Release Date of “A Day in the Life”

This song does in fact belong to the Beatles’ classic “Sgt. Pepper’s Lonely Hearts Club Band” project, being the last track on the album. And it came out, via Parlophone Records, along with the rest of the album on 26th May, 1967. So after its release, the BBC went about banning the song on their station. And they did not lift this injunction until March of 1972.

Accolades

As with most of the other tracks on “Sgt. Pepper’s Lonely Hearts Club Band”, “A Day in the Life” was not released as a single. As such the song itself does not have a chart history.  However, it is still very much considered to be a Beatles’ classic. For instance, the lyrics to it, which Lennon wrote with his own hand, were sold at a 2010 auction for the whopping sum of $1,200,000.

“A Day in the Life” was also nominated for a Grammy Award in 1967.

Moreover “Rolling Stone” went on to name it amongst their 2011 compilation of the “500 Greatest Songs of All Time”, placing it as high as number 28 on the list. And as recently as 2020, they also named it the ‘Greatest Beatles Song’ ever.

Recording Process

The instrumental to “A Day in the Life” utilizes the services of a 40-piece orchestra which McCartney and the track’s producer, George Martin (1926-2016), conducted.

The orchestra’s recording session were attended by a number of celebrities such as the following:

  • Mick Jagger
  • Keith Richards
  • David Crosby
  • Pattie Boyd

One interesting story behind that session is that whereas the orchestra musicians were told to dress formally, upon attending, they were given party favors like fake noses and gorilla gloves.

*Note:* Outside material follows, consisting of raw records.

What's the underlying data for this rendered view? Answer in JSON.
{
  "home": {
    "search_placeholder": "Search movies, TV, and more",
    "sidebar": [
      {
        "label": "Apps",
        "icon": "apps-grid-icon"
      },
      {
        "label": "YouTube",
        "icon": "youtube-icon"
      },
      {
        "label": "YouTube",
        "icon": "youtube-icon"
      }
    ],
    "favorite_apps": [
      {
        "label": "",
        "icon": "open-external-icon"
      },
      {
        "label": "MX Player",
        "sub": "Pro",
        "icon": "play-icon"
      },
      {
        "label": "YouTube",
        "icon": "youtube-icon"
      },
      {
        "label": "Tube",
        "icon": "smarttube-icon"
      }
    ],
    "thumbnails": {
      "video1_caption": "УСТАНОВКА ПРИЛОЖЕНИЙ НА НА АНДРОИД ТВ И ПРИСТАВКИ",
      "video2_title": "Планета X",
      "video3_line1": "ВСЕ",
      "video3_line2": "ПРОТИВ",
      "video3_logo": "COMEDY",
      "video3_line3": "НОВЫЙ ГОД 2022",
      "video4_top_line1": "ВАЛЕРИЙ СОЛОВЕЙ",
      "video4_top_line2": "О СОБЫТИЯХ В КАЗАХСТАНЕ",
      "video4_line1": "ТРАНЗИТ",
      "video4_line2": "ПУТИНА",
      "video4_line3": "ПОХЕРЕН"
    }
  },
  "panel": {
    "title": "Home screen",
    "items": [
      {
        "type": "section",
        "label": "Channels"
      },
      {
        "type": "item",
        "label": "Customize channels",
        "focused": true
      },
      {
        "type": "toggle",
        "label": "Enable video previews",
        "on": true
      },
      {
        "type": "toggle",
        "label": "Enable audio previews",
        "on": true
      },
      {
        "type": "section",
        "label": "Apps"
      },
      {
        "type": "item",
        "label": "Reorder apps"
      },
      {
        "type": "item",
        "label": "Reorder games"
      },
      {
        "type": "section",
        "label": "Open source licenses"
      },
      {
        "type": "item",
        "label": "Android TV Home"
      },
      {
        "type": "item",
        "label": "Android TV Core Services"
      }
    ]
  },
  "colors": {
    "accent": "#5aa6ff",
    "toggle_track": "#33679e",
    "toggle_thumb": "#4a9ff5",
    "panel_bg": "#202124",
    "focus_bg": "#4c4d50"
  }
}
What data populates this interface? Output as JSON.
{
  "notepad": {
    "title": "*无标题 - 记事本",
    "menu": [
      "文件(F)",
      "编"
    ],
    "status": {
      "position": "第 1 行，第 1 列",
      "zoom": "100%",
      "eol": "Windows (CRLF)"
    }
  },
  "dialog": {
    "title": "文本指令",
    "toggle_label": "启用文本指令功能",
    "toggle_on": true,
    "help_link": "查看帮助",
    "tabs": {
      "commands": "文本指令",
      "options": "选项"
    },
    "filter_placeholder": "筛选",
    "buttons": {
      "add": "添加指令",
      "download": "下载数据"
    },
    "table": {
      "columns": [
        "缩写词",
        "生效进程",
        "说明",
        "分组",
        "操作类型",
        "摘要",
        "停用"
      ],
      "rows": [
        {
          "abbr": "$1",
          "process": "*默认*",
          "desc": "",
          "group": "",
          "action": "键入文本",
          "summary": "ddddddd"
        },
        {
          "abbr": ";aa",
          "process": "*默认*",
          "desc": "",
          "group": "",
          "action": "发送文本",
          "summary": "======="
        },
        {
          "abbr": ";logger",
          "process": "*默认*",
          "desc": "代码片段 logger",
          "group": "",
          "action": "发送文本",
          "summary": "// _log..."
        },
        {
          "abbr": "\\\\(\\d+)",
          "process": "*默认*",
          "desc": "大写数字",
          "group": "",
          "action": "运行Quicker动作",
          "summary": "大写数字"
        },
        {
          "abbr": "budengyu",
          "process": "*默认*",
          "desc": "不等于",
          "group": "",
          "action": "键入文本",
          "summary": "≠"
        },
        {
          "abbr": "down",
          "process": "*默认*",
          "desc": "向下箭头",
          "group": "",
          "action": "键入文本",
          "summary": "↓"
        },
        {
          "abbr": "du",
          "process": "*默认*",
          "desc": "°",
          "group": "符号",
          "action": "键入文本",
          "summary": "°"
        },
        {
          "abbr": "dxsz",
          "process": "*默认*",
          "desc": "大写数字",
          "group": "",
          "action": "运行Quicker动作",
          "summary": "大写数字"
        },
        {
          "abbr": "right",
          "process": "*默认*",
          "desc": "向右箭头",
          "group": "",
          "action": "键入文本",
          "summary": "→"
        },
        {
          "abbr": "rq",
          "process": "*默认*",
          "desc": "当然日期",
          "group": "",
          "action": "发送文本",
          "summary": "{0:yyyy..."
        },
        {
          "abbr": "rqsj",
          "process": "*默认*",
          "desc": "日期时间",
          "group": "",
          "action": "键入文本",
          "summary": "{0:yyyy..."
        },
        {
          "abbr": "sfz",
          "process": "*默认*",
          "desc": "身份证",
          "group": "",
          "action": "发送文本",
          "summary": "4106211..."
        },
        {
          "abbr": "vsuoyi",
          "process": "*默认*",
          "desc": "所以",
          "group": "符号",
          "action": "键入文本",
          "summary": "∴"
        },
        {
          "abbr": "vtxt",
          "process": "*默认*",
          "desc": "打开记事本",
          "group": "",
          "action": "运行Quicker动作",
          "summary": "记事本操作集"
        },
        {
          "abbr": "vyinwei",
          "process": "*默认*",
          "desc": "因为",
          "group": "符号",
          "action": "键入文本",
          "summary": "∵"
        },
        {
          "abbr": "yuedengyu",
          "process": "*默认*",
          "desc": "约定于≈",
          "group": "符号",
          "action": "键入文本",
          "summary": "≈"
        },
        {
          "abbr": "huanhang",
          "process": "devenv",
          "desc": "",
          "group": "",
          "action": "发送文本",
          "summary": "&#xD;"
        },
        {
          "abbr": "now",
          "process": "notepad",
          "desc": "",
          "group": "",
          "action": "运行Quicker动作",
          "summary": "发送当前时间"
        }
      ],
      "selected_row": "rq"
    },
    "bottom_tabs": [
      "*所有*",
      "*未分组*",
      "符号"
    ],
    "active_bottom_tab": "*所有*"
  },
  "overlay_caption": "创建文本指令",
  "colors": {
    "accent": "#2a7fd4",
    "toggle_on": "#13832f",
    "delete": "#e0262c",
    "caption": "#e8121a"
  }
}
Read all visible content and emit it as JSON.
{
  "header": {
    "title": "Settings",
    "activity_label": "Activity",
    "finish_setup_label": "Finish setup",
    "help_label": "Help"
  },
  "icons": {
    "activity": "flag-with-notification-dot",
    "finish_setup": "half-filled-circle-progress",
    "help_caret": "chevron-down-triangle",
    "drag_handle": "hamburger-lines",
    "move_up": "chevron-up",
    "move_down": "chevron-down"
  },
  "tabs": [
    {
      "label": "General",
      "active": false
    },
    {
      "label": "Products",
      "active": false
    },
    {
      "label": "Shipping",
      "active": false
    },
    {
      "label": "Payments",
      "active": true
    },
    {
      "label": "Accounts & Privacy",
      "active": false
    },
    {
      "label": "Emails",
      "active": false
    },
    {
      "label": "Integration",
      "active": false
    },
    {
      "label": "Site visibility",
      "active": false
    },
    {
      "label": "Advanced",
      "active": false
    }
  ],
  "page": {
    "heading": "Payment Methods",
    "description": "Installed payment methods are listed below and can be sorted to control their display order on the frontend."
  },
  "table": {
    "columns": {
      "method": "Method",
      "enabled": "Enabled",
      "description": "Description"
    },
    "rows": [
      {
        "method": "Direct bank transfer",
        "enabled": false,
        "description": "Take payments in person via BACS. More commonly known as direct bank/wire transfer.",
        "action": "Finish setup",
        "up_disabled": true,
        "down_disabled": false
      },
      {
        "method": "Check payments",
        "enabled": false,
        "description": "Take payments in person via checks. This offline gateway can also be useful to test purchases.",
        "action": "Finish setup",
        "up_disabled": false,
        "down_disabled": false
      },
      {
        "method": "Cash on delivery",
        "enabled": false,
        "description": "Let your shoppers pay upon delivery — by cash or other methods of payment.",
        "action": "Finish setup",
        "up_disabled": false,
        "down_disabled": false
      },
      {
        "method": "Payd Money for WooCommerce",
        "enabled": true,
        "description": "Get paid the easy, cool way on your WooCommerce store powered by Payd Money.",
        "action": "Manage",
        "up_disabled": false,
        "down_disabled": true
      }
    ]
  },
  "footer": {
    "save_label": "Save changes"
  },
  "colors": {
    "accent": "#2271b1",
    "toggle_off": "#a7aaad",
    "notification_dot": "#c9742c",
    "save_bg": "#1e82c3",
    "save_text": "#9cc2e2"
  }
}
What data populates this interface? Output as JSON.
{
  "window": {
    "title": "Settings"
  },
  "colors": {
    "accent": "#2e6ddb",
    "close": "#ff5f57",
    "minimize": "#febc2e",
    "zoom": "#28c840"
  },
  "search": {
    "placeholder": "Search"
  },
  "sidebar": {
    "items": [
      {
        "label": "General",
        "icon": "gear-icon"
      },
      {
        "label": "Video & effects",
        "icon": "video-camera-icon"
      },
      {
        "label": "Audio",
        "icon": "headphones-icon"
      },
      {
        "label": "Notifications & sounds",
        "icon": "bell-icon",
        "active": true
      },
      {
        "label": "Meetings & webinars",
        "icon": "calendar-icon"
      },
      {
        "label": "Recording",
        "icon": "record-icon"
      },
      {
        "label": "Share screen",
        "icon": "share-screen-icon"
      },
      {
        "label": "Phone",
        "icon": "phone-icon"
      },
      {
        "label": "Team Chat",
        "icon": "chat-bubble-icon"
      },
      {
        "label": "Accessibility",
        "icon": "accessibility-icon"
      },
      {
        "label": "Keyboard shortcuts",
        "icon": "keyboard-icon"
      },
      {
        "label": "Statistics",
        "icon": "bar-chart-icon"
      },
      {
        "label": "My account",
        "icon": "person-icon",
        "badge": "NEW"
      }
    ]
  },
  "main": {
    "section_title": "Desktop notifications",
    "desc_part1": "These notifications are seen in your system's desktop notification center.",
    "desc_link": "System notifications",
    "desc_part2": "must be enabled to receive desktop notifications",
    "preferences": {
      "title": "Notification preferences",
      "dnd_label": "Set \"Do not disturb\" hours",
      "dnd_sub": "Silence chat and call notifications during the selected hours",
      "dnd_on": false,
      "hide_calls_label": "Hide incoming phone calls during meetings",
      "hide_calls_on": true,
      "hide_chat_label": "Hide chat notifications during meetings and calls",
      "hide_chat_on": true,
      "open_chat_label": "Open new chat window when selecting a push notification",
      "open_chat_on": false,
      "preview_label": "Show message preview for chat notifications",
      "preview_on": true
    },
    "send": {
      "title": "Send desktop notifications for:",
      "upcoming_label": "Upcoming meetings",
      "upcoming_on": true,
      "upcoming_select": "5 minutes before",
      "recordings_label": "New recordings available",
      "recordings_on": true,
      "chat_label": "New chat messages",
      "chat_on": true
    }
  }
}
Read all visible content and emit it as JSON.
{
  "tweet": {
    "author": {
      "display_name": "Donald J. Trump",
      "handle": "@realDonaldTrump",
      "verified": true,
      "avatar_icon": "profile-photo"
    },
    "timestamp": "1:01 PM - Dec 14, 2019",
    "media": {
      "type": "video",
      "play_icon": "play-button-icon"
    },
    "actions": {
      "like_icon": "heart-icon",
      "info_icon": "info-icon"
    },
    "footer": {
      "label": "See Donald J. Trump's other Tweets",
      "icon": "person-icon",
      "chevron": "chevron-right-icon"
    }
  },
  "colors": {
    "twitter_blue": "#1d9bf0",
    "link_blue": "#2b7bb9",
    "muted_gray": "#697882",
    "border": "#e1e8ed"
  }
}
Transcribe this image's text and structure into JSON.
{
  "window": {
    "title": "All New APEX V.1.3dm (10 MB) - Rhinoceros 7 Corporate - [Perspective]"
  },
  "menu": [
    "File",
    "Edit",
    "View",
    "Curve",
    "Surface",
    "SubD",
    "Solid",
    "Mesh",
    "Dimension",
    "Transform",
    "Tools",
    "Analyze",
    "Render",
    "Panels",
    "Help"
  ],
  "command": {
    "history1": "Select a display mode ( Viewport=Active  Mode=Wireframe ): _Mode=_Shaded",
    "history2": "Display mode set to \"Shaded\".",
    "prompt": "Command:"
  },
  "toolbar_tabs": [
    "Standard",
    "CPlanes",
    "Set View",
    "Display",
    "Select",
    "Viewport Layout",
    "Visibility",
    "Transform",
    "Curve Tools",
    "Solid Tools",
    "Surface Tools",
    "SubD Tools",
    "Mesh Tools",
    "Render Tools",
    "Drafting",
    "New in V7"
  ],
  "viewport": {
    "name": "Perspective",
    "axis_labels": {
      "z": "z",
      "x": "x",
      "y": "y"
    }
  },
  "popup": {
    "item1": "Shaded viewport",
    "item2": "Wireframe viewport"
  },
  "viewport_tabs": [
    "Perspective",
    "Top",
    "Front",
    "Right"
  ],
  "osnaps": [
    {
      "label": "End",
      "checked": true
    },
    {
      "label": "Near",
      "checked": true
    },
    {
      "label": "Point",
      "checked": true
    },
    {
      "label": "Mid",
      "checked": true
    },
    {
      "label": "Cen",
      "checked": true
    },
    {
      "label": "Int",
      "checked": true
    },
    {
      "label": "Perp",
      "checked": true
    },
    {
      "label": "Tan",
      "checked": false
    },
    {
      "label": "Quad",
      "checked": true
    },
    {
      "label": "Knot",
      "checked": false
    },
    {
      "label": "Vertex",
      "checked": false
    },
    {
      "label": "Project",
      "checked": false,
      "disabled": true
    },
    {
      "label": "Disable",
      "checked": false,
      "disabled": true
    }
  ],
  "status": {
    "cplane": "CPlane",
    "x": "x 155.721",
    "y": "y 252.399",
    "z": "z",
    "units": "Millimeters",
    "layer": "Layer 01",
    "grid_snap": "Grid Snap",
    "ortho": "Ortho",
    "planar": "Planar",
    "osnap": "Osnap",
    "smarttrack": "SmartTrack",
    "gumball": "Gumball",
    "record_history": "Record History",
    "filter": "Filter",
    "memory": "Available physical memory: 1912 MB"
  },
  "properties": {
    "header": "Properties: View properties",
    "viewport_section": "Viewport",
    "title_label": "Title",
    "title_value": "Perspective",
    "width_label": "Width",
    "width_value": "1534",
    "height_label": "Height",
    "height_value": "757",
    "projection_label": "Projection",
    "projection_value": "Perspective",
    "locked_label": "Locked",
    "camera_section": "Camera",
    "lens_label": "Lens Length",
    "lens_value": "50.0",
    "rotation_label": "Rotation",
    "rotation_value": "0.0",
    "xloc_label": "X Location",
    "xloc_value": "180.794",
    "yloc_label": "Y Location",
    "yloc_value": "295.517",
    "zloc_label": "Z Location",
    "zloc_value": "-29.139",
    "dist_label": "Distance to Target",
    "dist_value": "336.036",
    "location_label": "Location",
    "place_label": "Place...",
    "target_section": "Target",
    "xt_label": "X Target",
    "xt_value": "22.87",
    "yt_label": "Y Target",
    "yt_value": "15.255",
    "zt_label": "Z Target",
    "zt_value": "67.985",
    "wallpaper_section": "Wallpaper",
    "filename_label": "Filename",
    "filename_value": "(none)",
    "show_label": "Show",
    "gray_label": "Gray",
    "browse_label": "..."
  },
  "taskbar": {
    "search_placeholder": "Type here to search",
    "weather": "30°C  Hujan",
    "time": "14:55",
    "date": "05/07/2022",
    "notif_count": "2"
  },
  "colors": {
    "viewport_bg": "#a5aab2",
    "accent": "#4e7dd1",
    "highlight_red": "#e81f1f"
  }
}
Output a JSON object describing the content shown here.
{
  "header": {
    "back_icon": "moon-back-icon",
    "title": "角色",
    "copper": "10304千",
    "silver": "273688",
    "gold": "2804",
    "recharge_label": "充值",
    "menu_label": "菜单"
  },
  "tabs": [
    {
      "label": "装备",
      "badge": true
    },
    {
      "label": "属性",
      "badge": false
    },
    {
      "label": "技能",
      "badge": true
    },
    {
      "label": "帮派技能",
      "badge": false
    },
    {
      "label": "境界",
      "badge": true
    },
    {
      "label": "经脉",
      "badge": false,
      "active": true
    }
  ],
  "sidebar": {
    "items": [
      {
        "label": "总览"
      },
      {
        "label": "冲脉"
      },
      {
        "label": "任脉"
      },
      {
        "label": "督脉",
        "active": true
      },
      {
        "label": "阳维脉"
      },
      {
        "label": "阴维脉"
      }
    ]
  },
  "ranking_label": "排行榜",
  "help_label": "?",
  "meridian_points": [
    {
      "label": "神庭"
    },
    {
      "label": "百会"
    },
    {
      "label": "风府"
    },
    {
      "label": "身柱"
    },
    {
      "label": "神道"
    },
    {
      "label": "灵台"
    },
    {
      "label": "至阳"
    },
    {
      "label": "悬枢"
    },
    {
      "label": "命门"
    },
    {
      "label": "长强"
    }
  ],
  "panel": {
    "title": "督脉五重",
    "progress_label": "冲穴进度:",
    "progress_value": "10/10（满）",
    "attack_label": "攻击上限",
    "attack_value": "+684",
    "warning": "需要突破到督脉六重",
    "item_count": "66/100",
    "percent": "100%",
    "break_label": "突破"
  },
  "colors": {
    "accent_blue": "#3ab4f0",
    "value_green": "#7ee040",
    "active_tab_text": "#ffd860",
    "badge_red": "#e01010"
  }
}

It has been noted that in its entirety, “A Day in the Life” took 34 hours to record. This was a considerable amount of time to spend in the studio for one track by the Beatles’ standard.

It should be noted that Mal Evans (1936-1976), one of the Beatles’ main roadies, also contributed to this track. More specifically, he is behind the alarm clock which can be heard at the introduction of the bridge.

Famous Covers of “A Day in the Life”

Some of the notable artists who have covered “A Day in the Life” include the London Symphony Orchestra as well as the Bee Gees, both in 1978. Also to Sting covered this in 1993.

Also a more-recent version of the song by Jeff Beck went on to win a Grammy Award in 2010. It won in the category of “Best Rock Instrumental Performance“.

No Mention of Title

It has been noted that “A Day in the Life” is a rarity amongst Beatles’ songs. And why? This is because the title of the track is never actually mentioned in the entire lyrics.